I read that at one point you were thinking about giving up acting.
Yeah, I did. There was a time of my life where I was mostly just producing branded content on the web because I could make money doing it and I wasn’t making money acting. I was doing that for about 18 months and to be honest, I was really enjoying it. Then I got an email that said, “Would you move to New York for The Wolf of Wall Street?” I replied, “For a werewolf movie?” They replied, “Directed by Martin Scorsese.” I was like, “Yes, please. How can I help?” That’s what brought me back into acting.
Was Fact Checkers Unit something you created for fun that later got turned into branded content?
Yeah, exactly. We just created it to be a funny short and amazingly we got Bill Murray to be in it.

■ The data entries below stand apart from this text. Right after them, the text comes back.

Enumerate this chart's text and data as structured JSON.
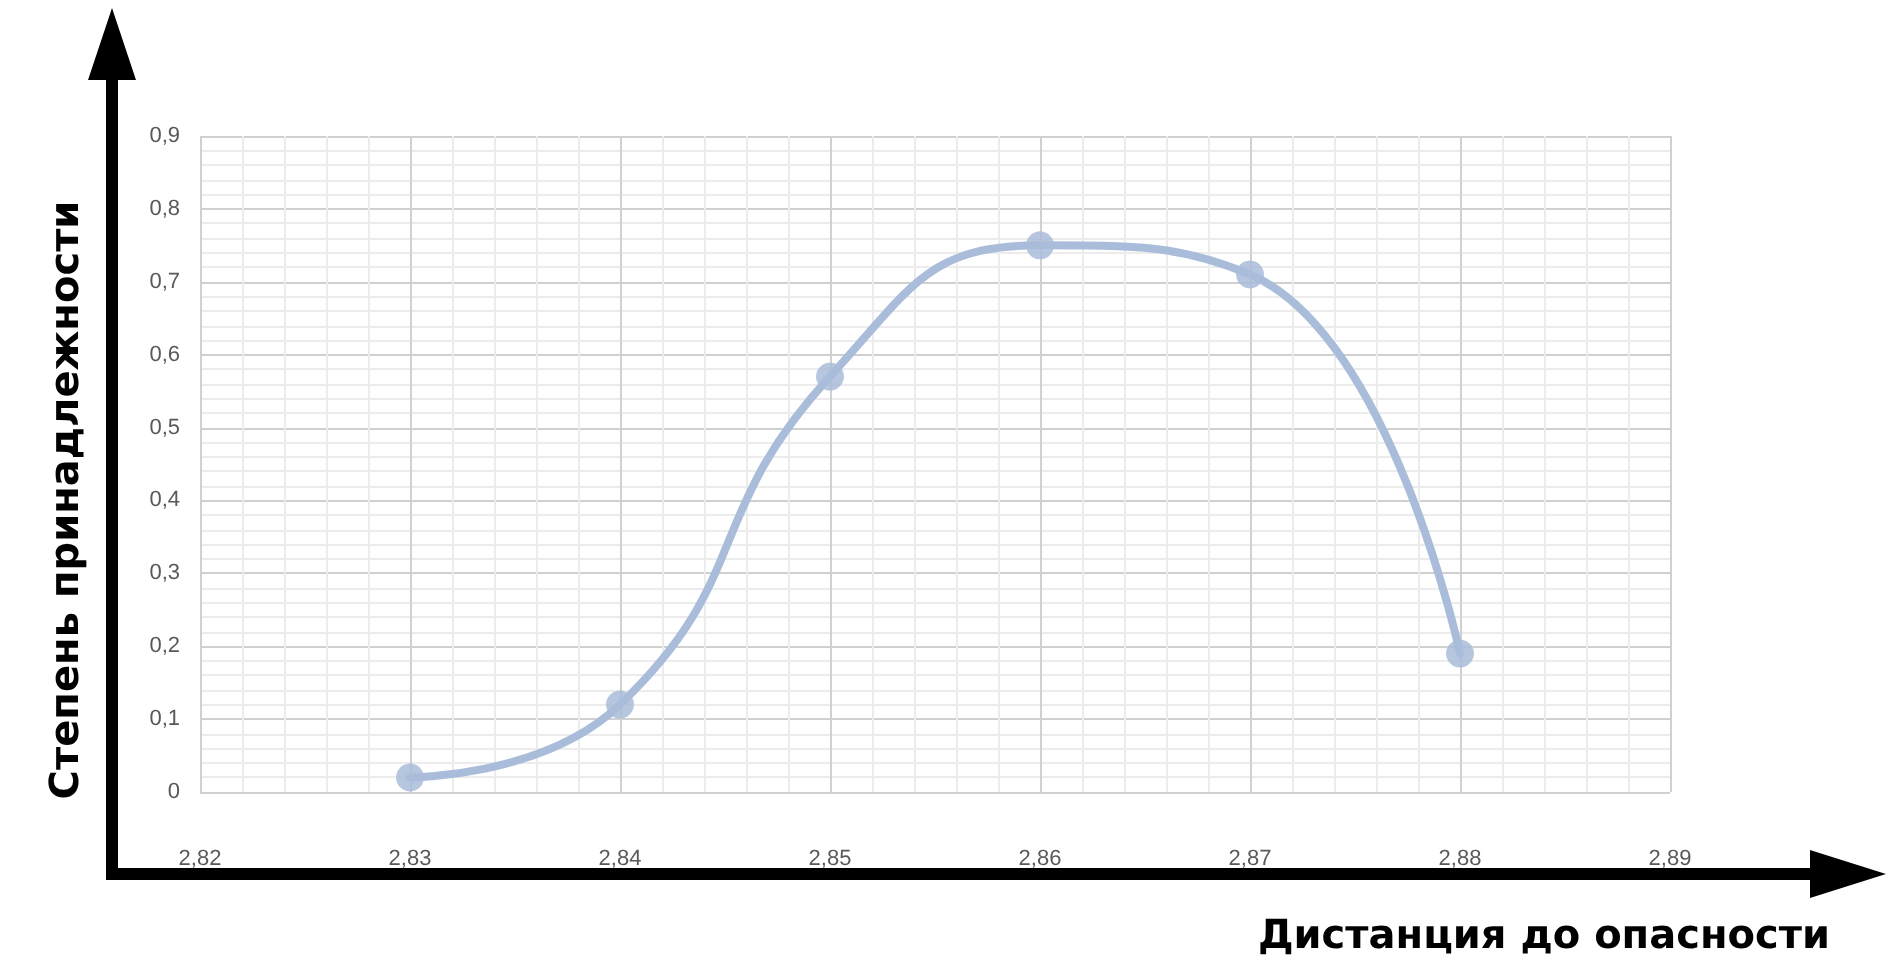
{
  "chart_data": {
    "type": "line",
    "xlabel": "Дистанция до опасности",
    "ylabel": "Степень принадлежности",
    "x": [
      2.83,
      2.84,
      2.85,
      2.86,
      2.87,
      2.88
    ],
    "series": [
      {
        "color": "#a9bcd9",
        "values": [
          0.02,
          0.12,
          0.57,
          0.75,
          0.71,
          0.19
        ]
      }
    ],
    "xlim": [
      2.82,
      2.89
    ],
    "xticks": [
      {
        "value": 2.82,
        "label": "2,82"
      },
      {
        "value": 2.83,
        "label": "2,83"
      },
      {
        "value": 2.84,
        "label": "2,84"
      },
      {
        "value": 2.85,
        "label": "2,85"
      },
      {
        "value": 2.86,
        "label": "2,86"
      },
      {
        "value": 2.87,
        "label": "2,87"
      },
      {
        "value": 2.88,
        "label": "2,88"
      },
      {
        "value": 2.89,
        "label": "2,89"
      }
    ],
    "ylim": [
      0,
      0.9
    ],
    "yticks": [
      0,
      {
        "value": 0.1,
        "label": "0,1"
      },
      {
        "value": 0.2,
        "label": "0,2"
      },
      {
        "value": 0.3,
        "label": "0,3"
      },
      {
        "value": 0.4,
        "label": "0,4"
      },
      {
        "value": 0.5,
        "label": "0,5"
      },
      {
        "value": 0.6,
        "label": "0,6"
      },
      {
        "value": 0.7,
        "label": "0,7"
      },
      {
        "value": 0.8,
        "label": "0,8"
      },
      {
        "value": 0.9,
        "label": "0,9"
      }
    ],
    "grid": true,
    "marker": "circle",
    "line_style": "solid"
  }
}
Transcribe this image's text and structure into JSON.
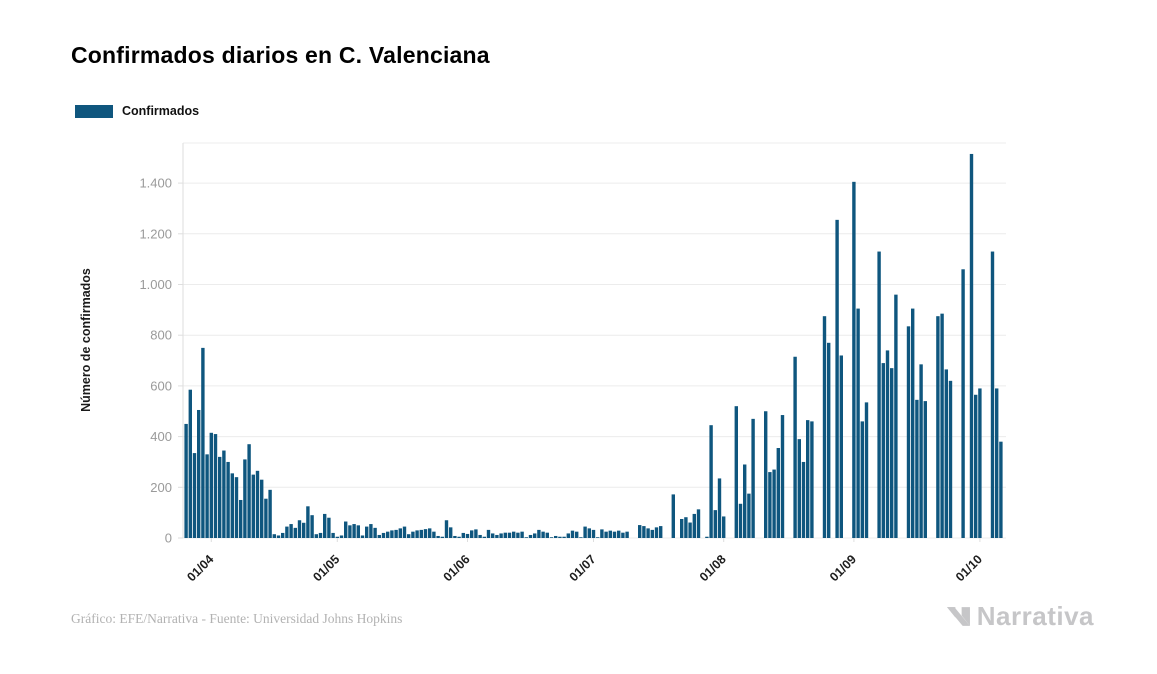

Years later a producer came to us and said, “Hey, I think I could sell this as a branded piece. Would you be interested?” We said, “Sure, let’s do it.” Actually, in this current world of alternative facts, we are talking with some people about possibly adapting it into a different format of a show. It’s hyper relevant right now. When we did it it was just a funny spoof on CSI. Now it’s like a real thing. This shit exists in today’s society.
Is what you’re doing now what you always dreamed of doing?
100%. This is what I always wanted to do. I even started a production company in college where I was optioning scripts from writers to try to make movies. All I ever wanted to do was be in entertainment in some fashion, whether it was writing, producing, or acting. Acting was a great in for me, because it was something I happened to have a skill at. But writing and producing…my brother and I were making videos from the time I was six years old. My mom would bring home her VHS camera from the university where she taught so that we could make silly little videos in our backyard. This is it.